During a recent discussion about this, Gilda remembered that she had written down my mother's recipe for chilaquiles while my mother dictated it to her over the phone--when they were teenagers!  Gilda dug around and found the recipe.  Written in pencil and the page now yellowed, the instructions are vague and fail to settle the question of whether chilaquiles and migas are different interpretations of the same dish.

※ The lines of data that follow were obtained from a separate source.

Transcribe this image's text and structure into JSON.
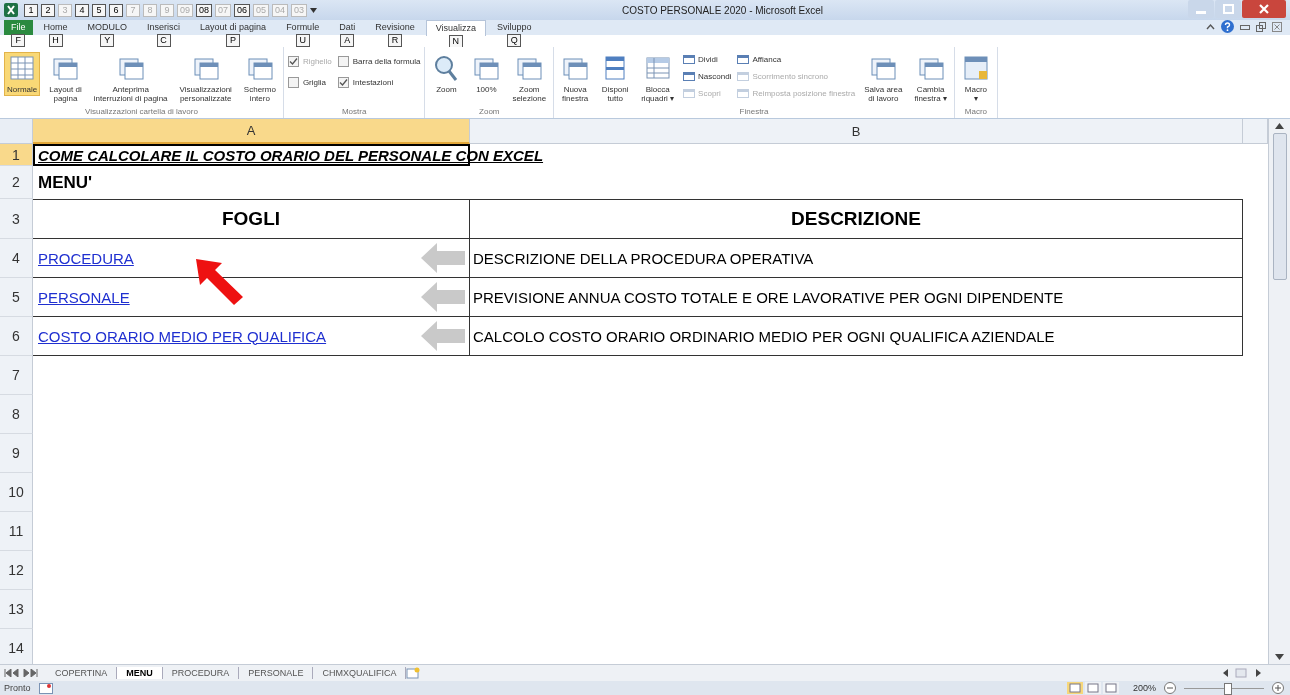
{
  "window": {
    "title": "COSTO PERSONALE 2020 - Microsoft Excel"
  },
  "quick_access_keytips": [
    {
      "label": "1",
      "disabled": false
    },
    {
      "label": "2",
      "disabled": false
    },
    {
      "label": "3",
      "disabled": true
    },
    {
      "label": "4",
      "disabled": false
    },
    {
      "label": "5",
      "disabled": false
    },
    {
      "label": "6",
      "disabled": false
    },
    {
      "label": "7",
      "disabled": true
    },
    {
      "label": "8",
      "disabled": true
    },
    {
      "label": "9",
      "disabled": true
    },
    {
      "label": "09",
      "disabled": true
    },
    {
      "label": "08",
      "disabled": false
    },
    {
      "label": "07",
      "disabled": true
    },
    {
      "label": "06",
      "disabled": false
    },
    {
      "label": "05",
      "disabled": true
    },
    {
      "label": "04",
      "disabled": true
    },
    {
      "label": "03",
      "disabled": true
    }
  ],
  "ribbon_tabs": [
    {
      "label": "File",
      "keytip": "F",
      "kind": "file",
      "selected": false
    },
    {
      "label": "Home",
      "keytip": "H",
      "kind": "tab",
      "selected": false
    },
    {
      "label": "MODULO",
      "keytip": "Y",
      "kind": "tab",
      "selected": false
    },
    {
      "label": "Inserisci",
      "keytip": "C",
      "kind": "tab",
      "selected": false
    },
    {
      "label": "Layout di pagina",
      "keytip": "P",
      "kind": "tab",
      "selected": false
    },
    {
      "label": "Formule",
      "keytip": "U",
      "kind": "tab",
      "selected": false
    },
    {
      "label": "Dati",
      "keytip": "A",
      "kind": "tab",
      "selected": false
    },
    {
      "label": "Revisione",
      "keytip": "R",
      "kind": "tab",
      "selected": false
    },
    {
      "label": "Visualizza",
      "keytip": "N",
      "kind": "tab",
      "selected": true
    },
    {
      "label": "Sviluppo",
      "keytip": "Q",
      "kind": "tab",
      "selected": false
    }
  ],
  "ribbon_groups": [
    {
      "title": "Visualizzazioni cartella di lavoro",
      "items": [
        {
          "kind": "large",
          "lines": [
            "Normale"
          ],
          "selected": true
        },
        {
          "kind": "large",
          "lines": [
            "Layout di",
            "pagina"
          ],
          "selected": false
        },
        {
          "kind": "large",
          "lines": [
            "Anteprima",
            "interruzioni di pagina"
          ],
          "selected": false
        },
        {
          "kind": "large",
          "lines": [
            "Visualizzazioni",
            "personalizzate"
          ],
          "selected": false
        },
        {
          "kind": "large",
          "lines": [
            "Schermo",
            "intero"
          ],
          "selected": false
        }
      ]
    },
    {
      "title": "Mostra",
      "items": [
        {
          "kind": "stack",
          "items": [
            {
              "kind": "check",
              "label": "Righello",
              "checked": true,
              "disabled": true
            },
            {
              "kind": "check",
              "label": "Griglia",
              "checked": false,
              "disabled": false
            }
          ]
        },
        {
          "kind": "stack",
          "items": [
            {
              "kind": "check",
              "label": "Barra della formula",
              "checked": false,
              "disabled": false
            },
            {
              "kind": "check",
              "label": "Intestazioni",
              "checked": true,
              "disabled": false
            }
          ]
        }
      ]
    },
    {
      "title": "Zoom",
      "items": [
        {
          "kind": "large",
          "lines": [
            "Zoom"
          ],
          "selected": false
        },
        {
          "kind": "large",
          "lines": [
            "100%"
          ],
          "selected": false
        },
        {
          "kind": "large",
          "lines": [
            "Zoom",
            "selezione"
          ],
          "selected": false
        }
      ]
    },
    {
      "title": "Finestra",
      "items": [
        {
          "kind": "large",
          "lines": [
            "Nuova",
            "finestra"
          ],
          "selected": false
        },
        {
          "kind": "large",
          "lines": [
            "Disponi",
            "tutto"
          ],
          "selected": false
        },
        {
          "kind": "large",
          "lines": [
            "Blocca",
            "riquadri ▾"
          ],
          "selected": false
        },
        {
          "kind": "stack",
          "items": [
            {
              "kind": "small",
              "label": "Dividi",
              "disabled": false
            },
            {
              "kind": "small",
              "label": "Nascondi",
              "disabled": false
            },
            {
              "kind": "small",
              "label": "Scopri",
              "disabled": true
            }
          ]
        },
        {
          "kind": "stack",
          "items": [
            {
              "kind": "small",
              "label": "Affianca",
              "disabled": false
            },
            {
              "kind": "small",
              "label": "Scorrimento sincrono",
              "disabled": true
            },
            {
              "kind": "small",
              "label": "Reimposta posizione finestra",
              "disabled": true
            }
          ]
        },
        {
          "kind": "large",
          "lines": [
            "Salva area",
            "di lavoro"
          ],
          "selected": false
        },
        {
          "kind": "large",
          "lines": [
            "Cambia",
            "finestra ▾"
          ],
          "selected": false
        }
      ]
    },
    {
      "title": "Macro",
      "items": [
        {
          "kind": "large",
          "lines": [
            "Macro",
            "▾"
          ],
          "selected": false
        }
      ]
    }
  ],
  "columns": [
    {
      "label": "A",
      "selected": true
    },
    {
      "label": "B",
      "selected": false
    }
  ],
  "rows": [
    {
      "number": "1",
      "selected": true,
      "kind": "title",
      "a": "COME CALCOLARE IL COSTO ORARIO DEL PERSONALE CON EXCEL"
    },
    {
      "number": "2",
      "selected": false,
      "kind": "heading",
      "a": "MENU'"
    },
    {
      "number": "3",
      "selected": false,
      "kind": "header",
      "a": "FOGLI",
      "b": "DESCRIZIONE"
    },
    {
      "number": "4",
      "selected": false,
      "kind": "link",
      "a": "PROCEDURA",
      "b": "DESCRIZIONE DELLA PROCEDURA OPERATIVA"
    },
    {
      "number": "5",
      "selected": false,
      "kind": "link",
      "a": "PERSONALE",
      "b": "PREVISIONE ANNUA COSTO TOTALE E ORE LAVORATIVE PER OGNI DIPENDENTE"
    },
    {
      "number": "6",
      "selected": false,
      "kind": "link",
      "a": "COSTO ORARIO MEDIO PER QUALIFICA",
      "b": "CALCOLO COSTO ORARIO ORDINARIO MEDIO PER OGNI QUALIFICA AZIENDALE"
    },
    {
      "number": "7",
      "selected": false,
      "kind": "empty"
    },
    {
      "number": "8",
      "selected": false,
      "kind": "empty"
    },
    {
      "number": "9",
      "selected": false,
      "kind": "empty"
    },
    {
      "number": "10",
      "selected": false,
      "kind": "empty"
    },
    {
      "number": "11",
      "selected": false,
      "kind": "empty"
    },
    {
      "number": "12",
      "selected": false,
      "kind": "empty"
    },
    {
      "number": "13",
      "selected": false,
      "kind": "empty"
    },
    {
      "number": "14",
      "selected": false,
      "kind": "empty"
    }
  ],
  "sheet_tabs": [
    {
      "label": "COPERTINA",
      "selected": false
    },
    {
      "label": "MENU",
      "selected": true
    },
    {
      "label": "PROCEDURA",
      "selected": false
    },
    {
      "label": "PERSONALE",
      "selected": false
    },
    {
      "label": "CHMXQUALIFICA",
      "selected": false
    }
  ],
  "status_bar": {
    "status": "Pronto",
    "views": [
      {
        "selected": true
      },
      {
        "selected": false
      },
      {
        "selected": false
      }
    ],
    "zoom": "200%",
    "zoom_slider": {
      "level": 0.55
    }
  }
}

I remember my mother frying triangles of corn tortillas with onion, then adding salsa and scrambled eggs.  She called this dish chilaquiles, not migas.  I have made the dish pretty much the same way over the years.   But in honor of the recipe as dictated and written by two best friends over 40 years ago, I have deviated from my usual practice.  This is the result and, as is the prerogative of a daughter/ahijada, I have renamed this dish Chila-migas.

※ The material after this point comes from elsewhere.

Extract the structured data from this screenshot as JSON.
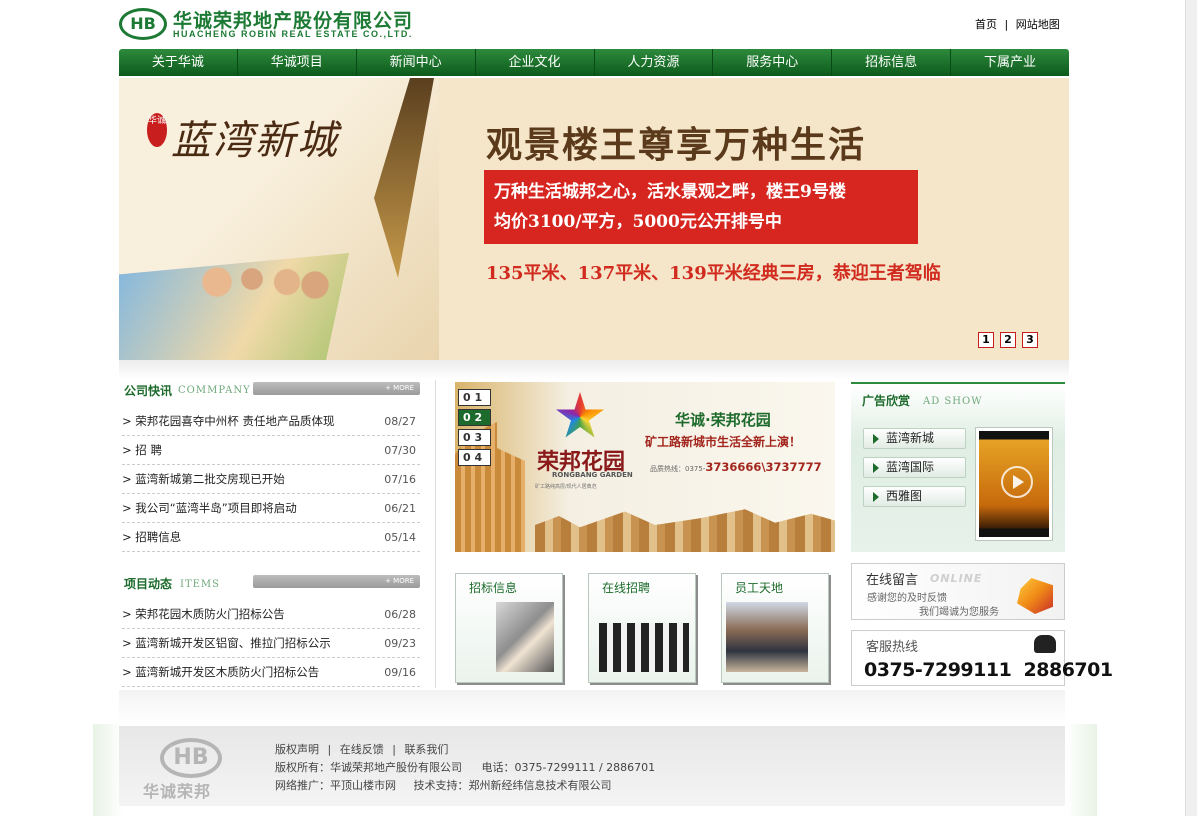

What is the tradition in your family?  Are you a chilaquiles purist or a migas connoisseur?  Enlighten us!



Chila-Migas



Recipe Type: Breakfast

Author: Gilda Claudine

Serves: 4 to 6

Ingredients

  • 1/4 cup of Canola oil

  • 1/2 chopped onion

  • 1 tomato, diced

  • 1 serrano or jalapeño pepper, chopped

  • 5 corn tortillas

  • 6 eggs

  • Salt and pepper to taste

  • Queso fresco or queso cotija, about 1/2 cup or more

Instructions
  1. In a heavy skillet, heat half of the oil.

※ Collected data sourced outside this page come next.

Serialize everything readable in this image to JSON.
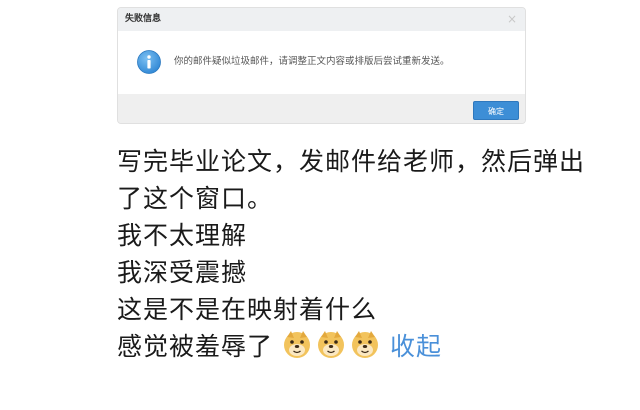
{
  "dialog": {
    "title": "失败信息",
    "close_glyph": "×",
    "icon": "info-icon",
    "message": "你的邮件疑似垃圾邮件，请调整正文内容或排版后尝试重新发送。",
    "ok_label": "确定",
    "accent_color": "#3d8ed6"
  },
  "post": {
    "lines": [
      "写完毕业论文，发邮件给老师，然后弹出",
      "了这个窗口。",
      "我不太理解",
      "我深受震撼",
      "这是不是在映射着什么",
      "感觉被羞辱了"
    ],
    "emojis": [
      "doge-emoji",
      "doge-emoji",
      "doge-emoji"
    ],
    "collapse_label": "收起",
    "link_color": "#4a90d9"
  }
}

  2. Sweat the onions, tomato and pepper and set aside when done (about 10 minutes).

  3. Cut 5 tortillas into triangles.

  4. Add the rest of the oil to the skillet and, when hot, fry the tortillas.

  5. Remove the tortillas with a slotted spoon/spatula and drain on a paper towel.

  6. Heat the oven to 350 degrees.

  7. Return the tortillas to skillet, layering the bottom with them.

  8. Add tomato mixture and another "layer" of tortillas.

  9. Whisk the eggs and add to the skillet, allowing them to cook.

  10. Add salt and pepper to taste.

  11. When the eggs are cooked halfway through, remove from the burner.

  12. Add the desired amount of cheese and place skillet in the oven.

  13. The chila-migas are ready when the cheese is melted and the eggs are cooked through.

  14. Serve with slices of avocado, red or green salsa, and garnish with chiles.
Notes

I chose to sauté the onion, tomatoes and chiles and did not add salsa to the dish. Adding a red or green salsa when layering the tortillas in the skillet is optional. If you choose not to add salsa at this stage, serve the dish with a side of salsa.



Wednesday, January 19, 2011

Atole de Maís

This cold January weather makes me think of the creamy atole de maís my mother used to make.  The last time she made it for me was a few years ago when she visited me in the fall and we shared a bowl one cold afternoon for la merienda.


Some people put vanilla in theirs; in my family it's just the corn masa, sugar, cinnamon, and milk.  For the corn masa, you can use Maseca, a corn meal used to make tortillas. Our mother usually served us this atole for breakfast.


Floria's Atole de Maís

Ingredients:
3/4 cup of Maseca corn meal
3 tablespoons sugar
2 cups milk warmed in a 1 quart pot
2 large cinnamon sticks broken up
2 vanilla pods


Preparation:
Place one cup of milk in a pot and warm over medium-low heat on the stove.  Gradually whip 1 cup of milk with a small whisk in to a bowl containing the masa.  When the corn meal and milk mixture in the cup is smooth, slowly add it to the milk on the stove. Continue to heat the atole in the pot,  adding the sugar and broken up cinnamon sticks. You may also add the vanilla.  Cook until the mixture begins to thicken. Some like it watery, others like it thicker. Stop cooking it when it's got the consistency you like.

Pour it into a bowl and eat it while warm.